To understand the current state of the Internet sales tax issue in 2018, one must first understand the history of the topic. States and online retailers have spent significant amounts of time and money battling over the issue as well as a tax on digital goods. But why? The answer is found in the refusal of the Supreme Court to step in and update a legal standard that was established well before this Internet thingy [“thingy” is a Latin word. Go with it.] matured as an economic platform and radically changed the consumer markets around the world.
Sales Tax History
The 1990s are known for many things. In tax and legal circles, the decade is known for a case named Quill Corp. vs. North Dakota. Quill is a Supreme Court decision that addressed the question of whether states could force out of state retailers to collect and remit sales tax on catalog sales. This video digs into the specifics and how the Supreme Court ruling made a mess of things once the Internet came on the scene.
[Click to view a video on the Internet sales tax Supreme Court decision that changed everything – South Dakota vs. Wayfair.]
As an aside, the actions of the Supreme Court represent an example of how the Court views its role in establishing laws. The Court typically selects cases for review that will set fundamental standards in a particular niche of law.
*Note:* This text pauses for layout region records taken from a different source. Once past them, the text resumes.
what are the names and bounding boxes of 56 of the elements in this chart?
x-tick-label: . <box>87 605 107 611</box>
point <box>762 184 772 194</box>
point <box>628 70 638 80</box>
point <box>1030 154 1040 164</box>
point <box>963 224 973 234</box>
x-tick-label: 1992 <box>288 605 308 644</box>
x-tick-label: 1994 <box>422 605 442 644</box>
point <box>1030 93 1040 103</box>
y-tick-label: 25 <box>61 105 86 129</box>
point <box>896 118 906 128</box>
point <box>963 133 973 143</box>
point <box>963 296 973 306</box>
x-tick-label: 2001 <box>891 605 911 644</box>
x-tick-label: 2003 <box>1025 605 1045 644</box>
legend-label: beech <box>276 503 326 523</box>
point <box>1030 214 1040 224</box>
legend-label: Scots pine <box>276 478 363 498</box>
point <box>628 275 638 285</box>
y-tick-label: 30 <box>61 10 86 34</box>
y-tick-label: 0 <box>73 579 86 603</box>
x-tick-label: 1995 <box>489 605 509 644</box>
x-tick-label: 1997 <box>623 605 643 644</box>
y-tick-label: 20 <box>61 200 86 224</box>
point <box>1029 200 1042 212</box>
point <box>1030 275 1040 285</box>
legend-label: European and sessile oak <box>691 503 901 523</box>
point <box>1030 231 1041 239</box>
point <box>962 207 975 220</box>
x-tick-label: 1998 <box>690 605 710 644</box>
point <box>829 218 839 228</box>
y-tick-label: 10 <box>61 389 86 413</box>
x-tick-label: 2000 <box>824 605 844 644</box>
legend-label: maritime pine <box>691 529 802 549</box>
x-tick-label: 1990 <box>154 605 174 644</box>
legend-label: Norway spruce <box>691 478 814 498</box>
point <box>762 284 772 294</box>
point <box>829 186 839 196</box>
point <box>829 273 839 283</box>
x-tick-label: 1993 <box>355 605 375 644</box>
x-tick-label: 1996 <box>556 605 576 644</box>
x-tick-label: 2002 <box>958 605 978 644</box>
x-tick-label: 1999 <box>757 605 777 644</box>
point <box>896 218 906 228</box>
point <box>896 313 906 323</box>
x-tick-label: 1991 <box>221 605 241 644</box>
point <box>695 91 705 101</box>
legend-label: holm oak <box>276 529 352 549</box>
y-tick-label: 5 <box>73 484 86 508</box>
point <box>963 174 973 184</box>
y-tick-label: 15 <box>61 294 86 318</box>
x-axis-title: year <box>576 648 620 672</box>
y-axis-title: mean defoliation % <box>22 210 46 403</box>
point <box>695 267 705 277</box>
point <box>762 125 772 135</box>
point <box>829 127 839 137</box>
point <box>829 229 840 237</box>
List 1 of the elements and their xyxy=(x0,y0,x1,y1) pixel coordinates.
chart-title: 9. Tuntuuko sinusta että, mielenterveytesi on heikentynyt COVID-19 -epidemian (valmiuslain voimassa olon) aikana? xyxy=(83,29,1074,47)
The standard may be based on an esoteric issue or something more general such as a change in society.
In the current situation, the Court is acknowledging a fundamental change in society. With the Internet, the concept that state borders should be used as part of a test in establishing a duty becomes a bit ridiculous. No such borders exist online. While Wayfair addresses an online tax issue, it also announces to governments, politicians, judges, and lawyers that the Court will now be recognizing the unique nature of the Internet in future cases. Any areas of law relying on antiquated physical factors that are no longer relevant in a digital world are ripe for reconsideration.